The daylong UCSB symposium included a broad spectrum of research activity on campus. Eight distinctly different departments chemical engineering; chemistry and biochemistry; computer science; communications; mechanical engineering; molecular, cellular, and developmental biology; physics; and psychological and brain science were represented.
Craig Montell, Duggan Professor of Molecular, Cellular, and Developmental Biology (MCDB) and Neuroscience, who uses fruit fly models, said, "Animal behavior is predictable. If you know the genetic makeup of an animal and you know the sensory input at least on a population basis you should be able to predict behavior. What we're really interested in is understanding the molecules, the cells, and the circuits that underlie the behavior."
Ambuj Singh, professor in the Department of Computer Science and Biomolecular Science and Engineering, emphasized the important role of network science, a new and emerging scientific discipline that examines the interconnections among networks types: physical or engineered, information, biological, cognitive and semantic, and social. "We're looking for small pieces of logic that can explain networking," said Singh, who has only recently turned the focus of his study to the detection of network biomarkers.
"Over the course of the time I've been here at UCSB, we've collaborated with lots and lots of people on campus and most of them have been outside of biology," said Stu Feinstein, MCDB professor and co-director of the Neuroscience Research Institute (NRI). "And that's because bringing together the sophisticated tools that chemists and engineers and computer scientists have really helps you go places with biological life science questions that you can't do with standard molecular biology." Feinstein's research on tau protein relates to both Alzheimer's disease and TBI.
Jean Carlson, a professor in the Department of Physics, heads the Complex Systems Group at UCSB. Part of her work revolves around multi-scale processes in decision-making. "We want to connect all that we're learning about the brain to behavior," she said in her presentation. Her group also conducts dynamic graph analyses of how the brain changes in activity, and collaborates with Scott Grafton's Action Lab in the Department of Psychological and Brain Sciences to reveal precursors of learning.
Carlson and Grafton's joint work is just one example of the myriad collaborative efforts already taking place on campus. Kenneth S. Kosick, MCDB Harriman Professor of Neuroscience and co-director of the NRI, said that UCSB "fosters an atmosphere that is conducive to collaboration. Yes, this is about the BRAIN Initiative, but it's also about what everyone can do together and what we can do campuswide to make neuroscience really strong."

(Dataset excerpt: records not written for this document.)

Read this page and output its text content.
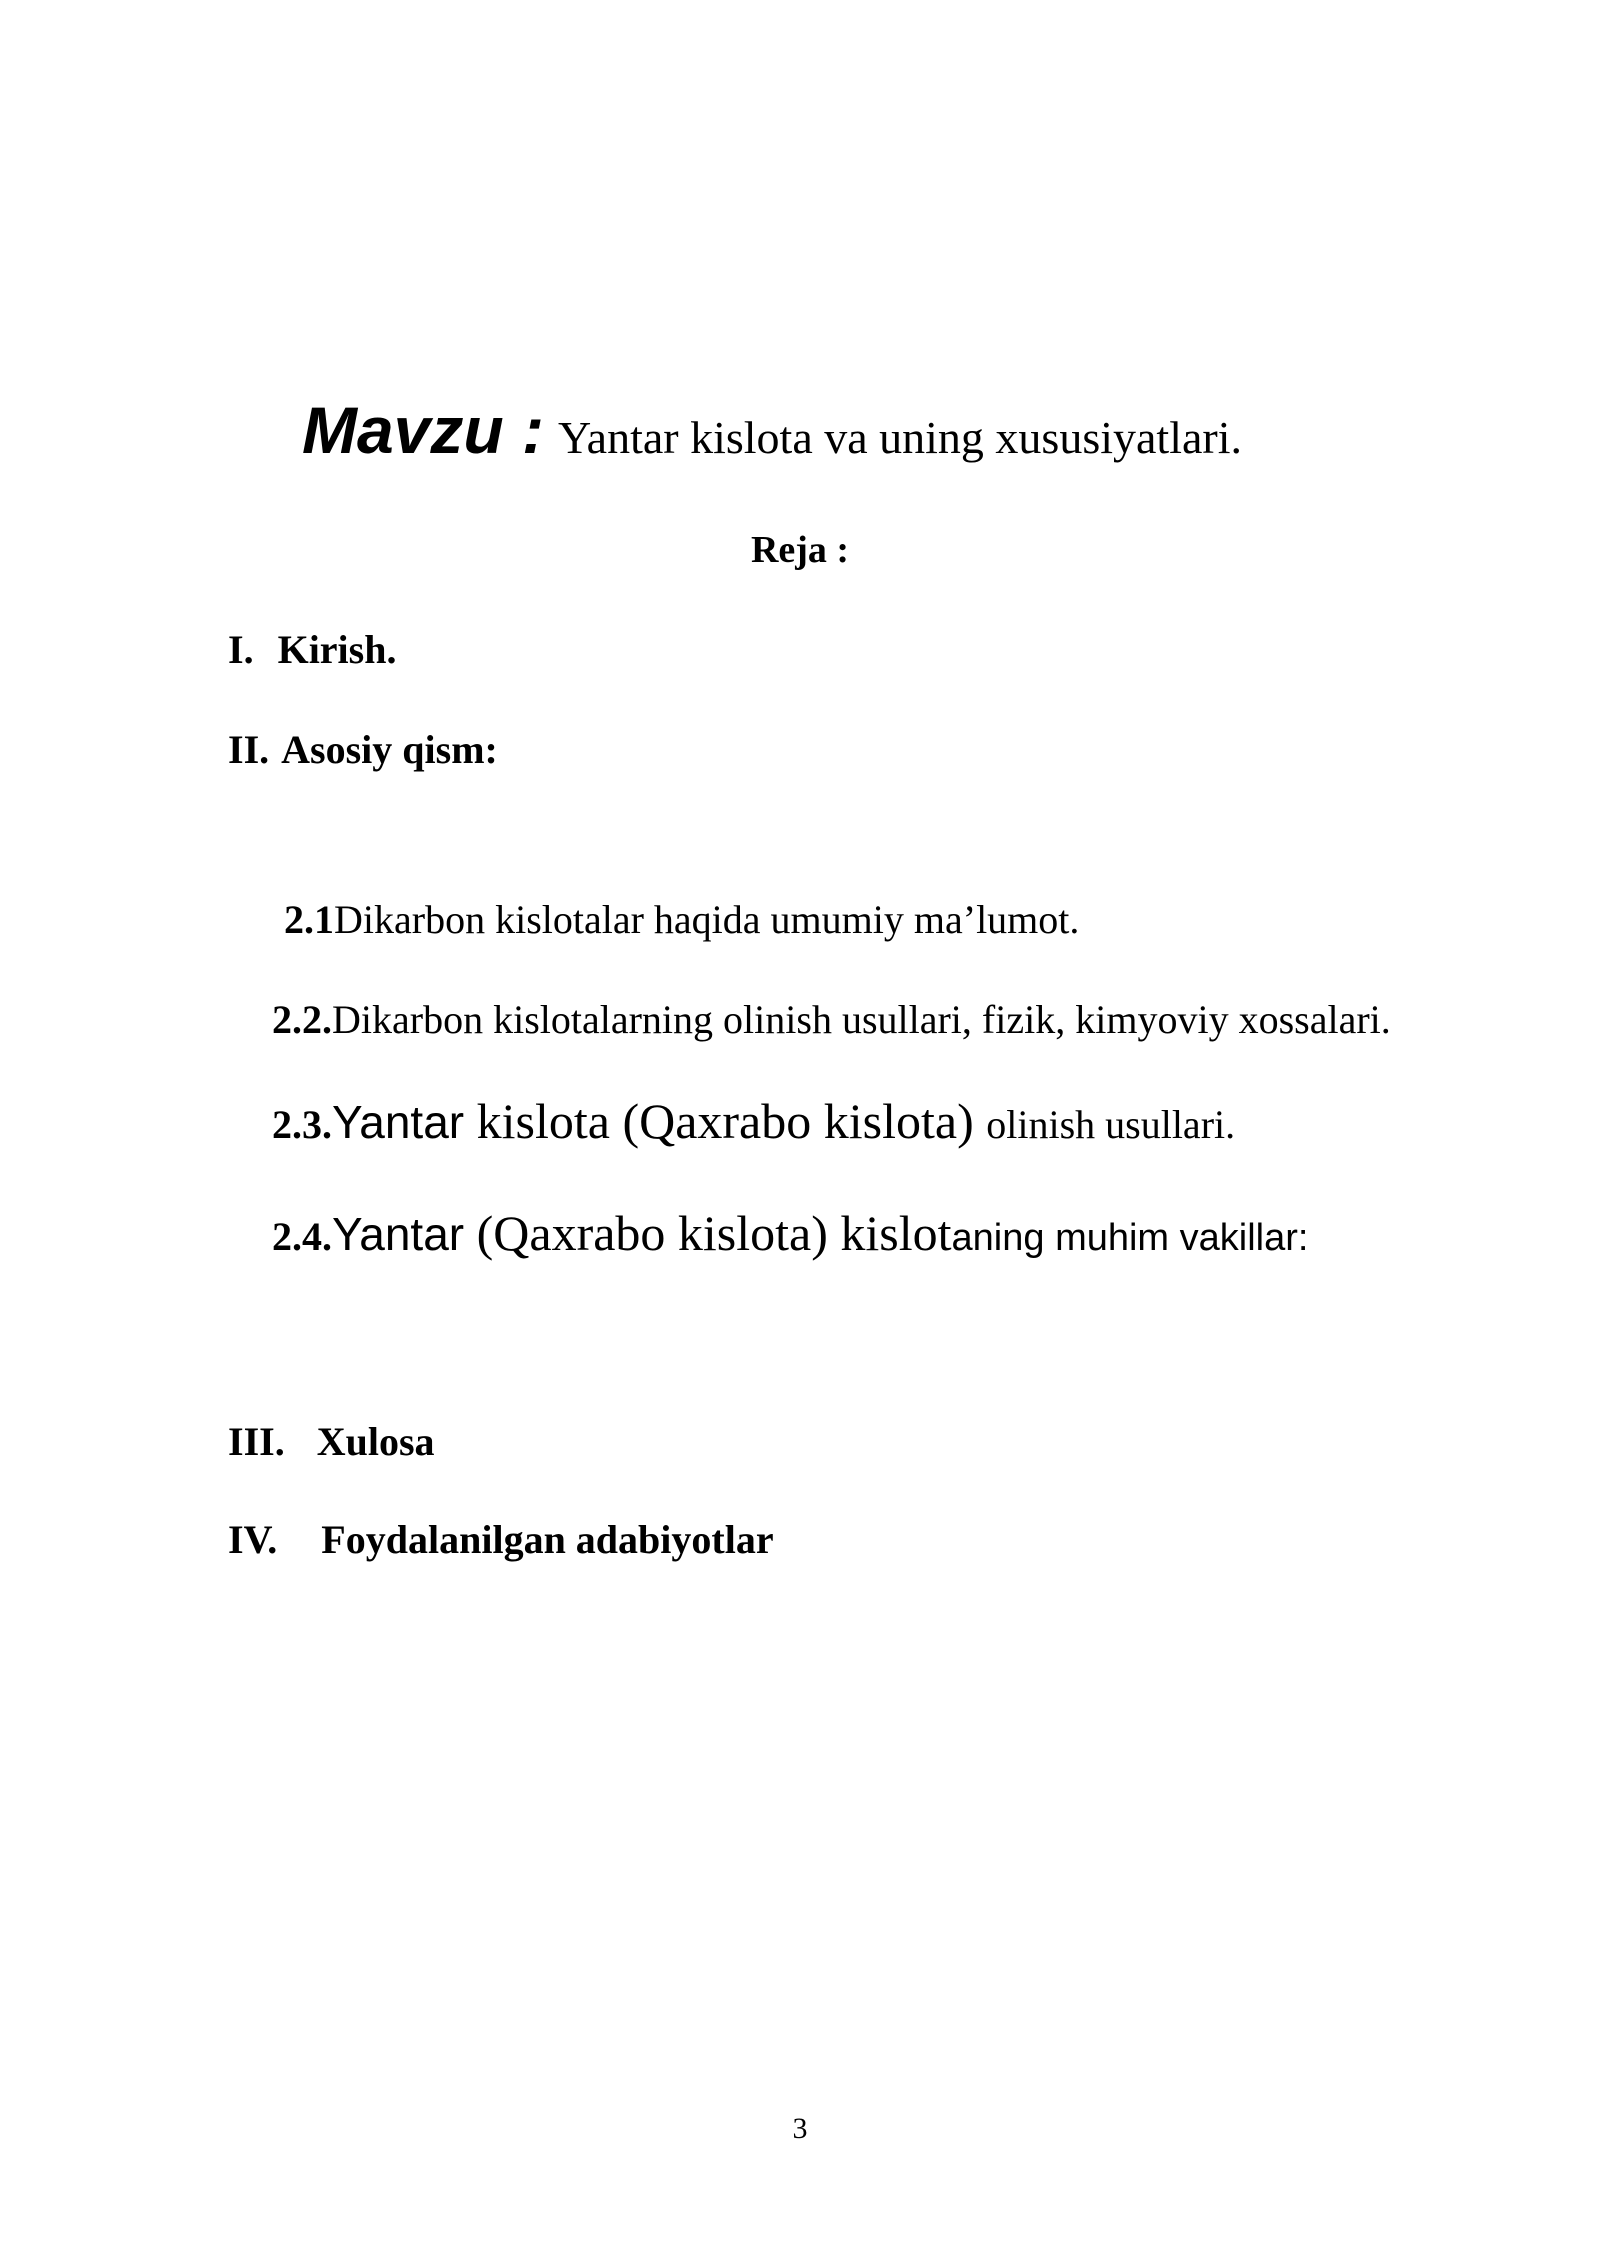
Mavzu : Yantar kislota va uning xususiyatlari.
Reja :
I. Kirish.
II. Asosiy qism:
2.1Dikarbon kislotalar haqida umumiy ma’lumot.
2.2.Dikarbon kislotalarning olinish usullari, fizik, kimyoviy xossalari.
2.3.Yantar kislota (Qaxrabo kislota) olinish usullari.
2.4.Yantar (Qaxrabo kislota) kislotaning muhim vakillar:
III. Xulosa
IV. Foydalanilgan adabiyotlar
3
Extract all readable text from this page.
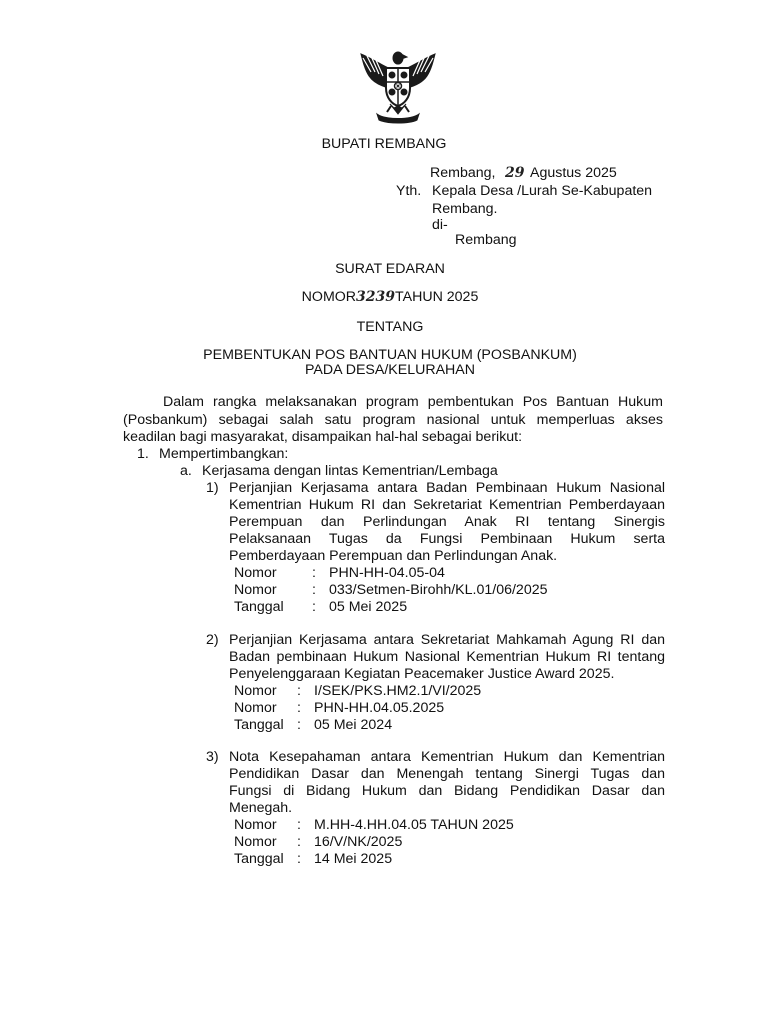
BUPATI REMBANG
Rembang, 29 Agustus 2025
Yth. Kepala Desa /Lurah Se-Kabupaten
Rembang.
di-
Rembang
SURAT EDARAN
NOMOR3239TAHUN 2025
TENTANG
PEMBENTUKAN POS BANTUAN HUKUM (POSBANKUM)
PADA DESA/KELURAHAN
Dalam rangka melaksanakan program pembentukan Pos Bantuan Hukum
(Posbankum) sebagai salah satu program nasional untuk memperluas akses
keadilan bagi masyarakat, disampaikan hal-hal sebagai berikut:
1. Mempertimbangkan:
a. Kerjasama dengan lintas Kementrian/Lembaga
1) Perjanjian Kerjasama antara Badan Pembinaan Hukum Nasional
Kementrian Hukum RI dan Sekretariat Kementrian Pemberdayaan
Perempuan dan Perlindungan Anak RI tentang Sinergis
Pelaksanaan Tugas da Fungsi Pembinaan Hukum serta
Pemberdayaan Perempuan dan Perlindungan Anak.
Nomor : PHN-HH-04.05-04
Nomor : 033/Setmen-Birohh/KL.01/06/2025
Tanggal : 05 Mei 2025
2) Perjanjian Kerjasama antara Sekretariat Mahkamah Agung RI dan
Badan pembinaan Hukum Nasional Kementrian Hukum RI tentang
Penyelenggaraan Kegiatan Peacemaker Justice Award 2025.
Nomor : I/SEK/PKS.HM2.1/VI/2025
Nomor : PHN-HH.04.05.2025
Tanggal : 05 Mei 2024
3) Nota Kesepahaman antara Kementrian Hukum dan Kementrian
Pendidikan Dasar dan Menengah tentang Sinergi Tugas dan
Fungsi di Bidang Hukum dan Bidang Pendidikan Dasar dan
Menegah.
Nomor : M.HH-4.HH.04.05 TAHUN 2025
Nomor : 16/V/NK/2025
Tanggal : 14 Mei 2025
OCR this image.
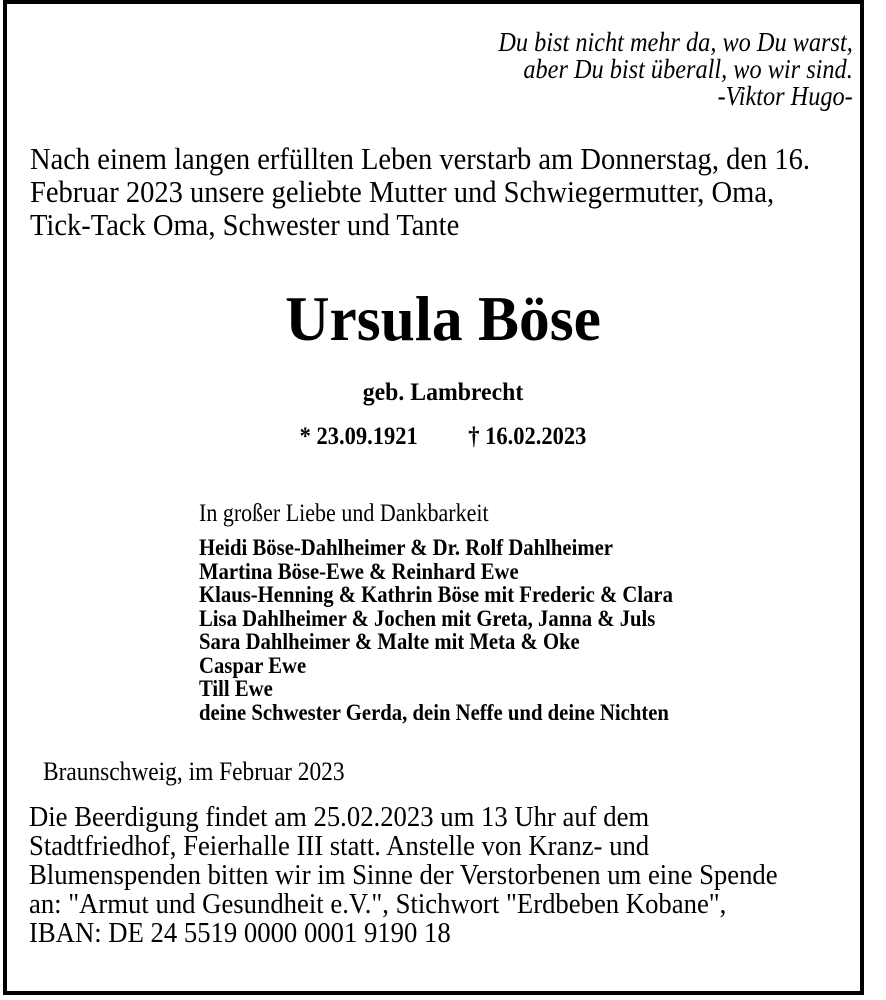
Du bist nicht mehr da, wo Du warst,
aber Du bist überall, wo wir sind.
-Viktor Hugo-
Nach einem langen erfüllten Leben verstarb am Donnerstag, den 16.
Februar 2023 unsere geliebte Mutter und Schwiegermutter, Oma,
Tick-Tack Oma, Schwester und Tante
Ursula Böse
geb. Lambrecht
* 23.09.1921 † 16.02.2023
In großer Liebe und Dankbarkeit
Heidi Böse-Dahlheimer & Dr. Rolf Dahlheimer
Martina Böse-Ewe & Reinhard Ewe
Klaus-Henning & Kathrin Böse mit Frederic & Clara
Lisa Dahlheimer & Jochen mit Greta, Janna & Juls
Sara Dahlheimer & Malte mit Meta & Oke
Caspar Ewe
Till Ewe
deine Schwester Gerda, dein Neffe und deine Nichten
Braunschweig, im Februar 2023
Die Beerdigung findet am 25.02.2023 um 13 Uhr auf dem
Stadtfriedhof, Feierhalle III statt. Anstelle von Kranz- und
Blumenspenden bitten wir im Sinne der Verstorbenen um eine Spende
an: "Armut und Gesundheit e.V.", Stichwort "Erdbeben Kobane",
IBAN: DE 24 5519 0000 0001 9190 18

"I think that the level of enthusiasm and the quality of work that is already being done on campus is extraordinary," said Meredith Murr, director of research development in UCSB's Office of Research. "The possibilities for new research coming out of this event are endless.
"It was standing room only and I think that really shows how enthusiastic the faculty is about the brain and about collaborating with campus colleagues," she added. "We don't need to go to another university with a medical school, for example, to do brain research."